子どもの頃の夢「いただきますランド」を実現させます
日本人なら誰しもが使い続けている「いただきます」。日本特有の挨拶で、山の頂に宿る稲作の神様への感謝の心を表す言葉に由来するそう。社名「いただきますカンパニー」には、井田さんの食の農業への感謝の気持ちが込められているのでしょう。
そして、この感謝の気持ちを具現化する形となるのが、次なる野望「いただきますランド」です。
「いただきますランドは、子どもの頃からの夢なんです。スローライフに憧れる人って多いと思うんですが、実際の田舎暮らしって少しもスローライフじゃなくて、大変なことの連続ですよね。とはいえ、田舎で自然とともに暮らすことの憧れは捨てたくない!農作業、雪かき、DYIなどなど、全てを一人でやるのが厳しいのであれば、シェアしちゃえばいいのでは?という思いから生まれた夢です。農場の中に賃貸住宅があって、そこに暮らす皆で労力やコストをシェアするんです。農場に人がくれば、何かを販売してもよいですし、私は子どもを預かれるサマーキャンプのような事業をやりたいんです」(井田さん)

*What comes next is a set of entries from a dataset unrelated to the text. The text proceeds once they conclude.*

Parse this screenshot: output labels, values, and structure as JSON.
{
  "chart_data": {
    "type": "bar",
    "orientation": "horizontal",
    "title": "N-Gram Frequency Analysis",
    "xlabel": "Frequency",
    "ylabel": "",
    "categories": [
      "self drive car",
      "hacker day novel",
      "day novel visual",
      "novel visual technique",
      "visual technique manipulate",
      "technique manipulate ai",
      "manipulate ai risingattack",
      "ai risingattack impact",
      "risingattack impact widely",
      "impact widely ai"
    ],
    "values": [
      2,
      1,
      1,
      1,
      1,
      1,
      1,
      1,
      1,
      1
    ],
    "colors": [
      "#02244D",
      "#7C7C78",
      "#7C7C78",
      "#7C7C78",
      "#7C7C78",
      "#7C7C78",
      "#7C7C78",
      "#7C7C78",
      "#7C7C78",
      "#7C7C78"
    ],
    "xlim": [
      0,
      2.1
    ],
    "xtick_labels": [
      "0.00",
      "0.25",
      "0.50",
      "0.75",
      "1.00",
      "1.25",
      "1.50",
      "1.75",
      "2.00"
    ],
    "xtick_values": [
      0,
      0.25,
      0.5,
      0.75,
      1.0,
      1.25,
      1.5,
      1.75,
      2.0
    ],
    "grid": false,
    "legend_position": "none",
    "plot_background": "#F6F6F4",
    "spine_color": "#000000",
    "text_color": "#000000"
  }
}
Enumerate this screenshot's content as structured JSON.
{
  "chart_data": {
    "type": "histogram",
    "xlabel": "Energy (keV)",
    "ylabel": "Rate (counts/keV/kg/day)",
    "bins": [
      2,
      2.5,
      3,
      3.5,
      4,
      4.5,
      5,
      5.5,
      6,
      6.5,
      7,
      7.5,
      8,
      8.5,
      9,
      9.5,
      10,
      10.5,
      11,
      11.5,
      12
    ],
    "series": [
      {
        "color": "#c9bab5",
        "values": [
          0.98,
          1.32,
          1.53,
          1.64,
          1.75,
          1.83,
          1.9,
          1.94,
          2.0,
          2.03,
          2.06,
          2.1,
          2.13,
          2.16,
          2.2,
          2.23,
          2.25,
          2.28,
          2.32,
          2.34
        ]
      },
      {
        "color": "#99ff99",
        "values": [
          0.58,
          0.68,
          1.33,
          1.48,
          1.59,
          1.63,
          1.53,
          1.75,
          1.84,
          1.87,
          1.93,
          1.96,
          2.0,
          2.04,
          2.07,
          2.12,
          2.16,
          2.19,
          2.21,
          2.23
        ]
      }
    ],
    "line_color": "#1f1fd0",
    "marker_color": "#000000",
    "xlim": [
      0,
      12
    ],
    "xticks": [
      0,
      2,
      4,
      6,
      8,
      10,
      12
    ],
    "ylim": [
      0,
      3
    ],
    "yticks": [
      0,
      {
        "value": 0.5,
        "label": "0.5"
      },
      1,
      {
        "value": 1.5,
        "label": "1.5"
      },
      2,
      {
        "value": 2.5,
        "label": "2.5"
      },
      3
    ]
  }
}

井田さんの夢「いただきますランド」は、まさに「暮らせる農場」。農村風景を見ながら「暮らす」は、誰しもが憧れるスローライフ。それを一人ではなく、皆で協力しながら実現するという発想。井田さんが起業した際に悩み導き出した「子育てしながら仕事もする」を誰もが実現できる王国です。
「起業から10年が経ち、新たな10年で夢を現実にする環境が整いはじめたんですが、同時に私の子育ても終了間近なんです。数年で子どもたちは私の元を巣立ちます。子どもたちからも宣言されちゃいました」と笑いながらも少し寂しげな井田さん。
それでも子どもの頃から描いた夢「いただきますランド」は、井田さんが60歳になるまでに実現すると決めているそうで、「実現には10年はかかりそうなので、逆算すると50歳頃には着手しようかなと思っています。子どもが巣立つまではもう少し、できるだけ子どもと一緒にいたいかな」と最後まで子どもファーストを貫く井田さん。
短いインタビューでしたが、井田さんを一言で例えるなら、「有言実行」あるいは「夢を夢で終わらせないスーパーウーマン」でしょうか。
お忙しい中、インタビューを引き受けてくれた井田さんへの感謝を綴りながら筆を擱きたいと思います。
井田さんありがとうございました。「いただきますランド」の実現を楽しみにしております。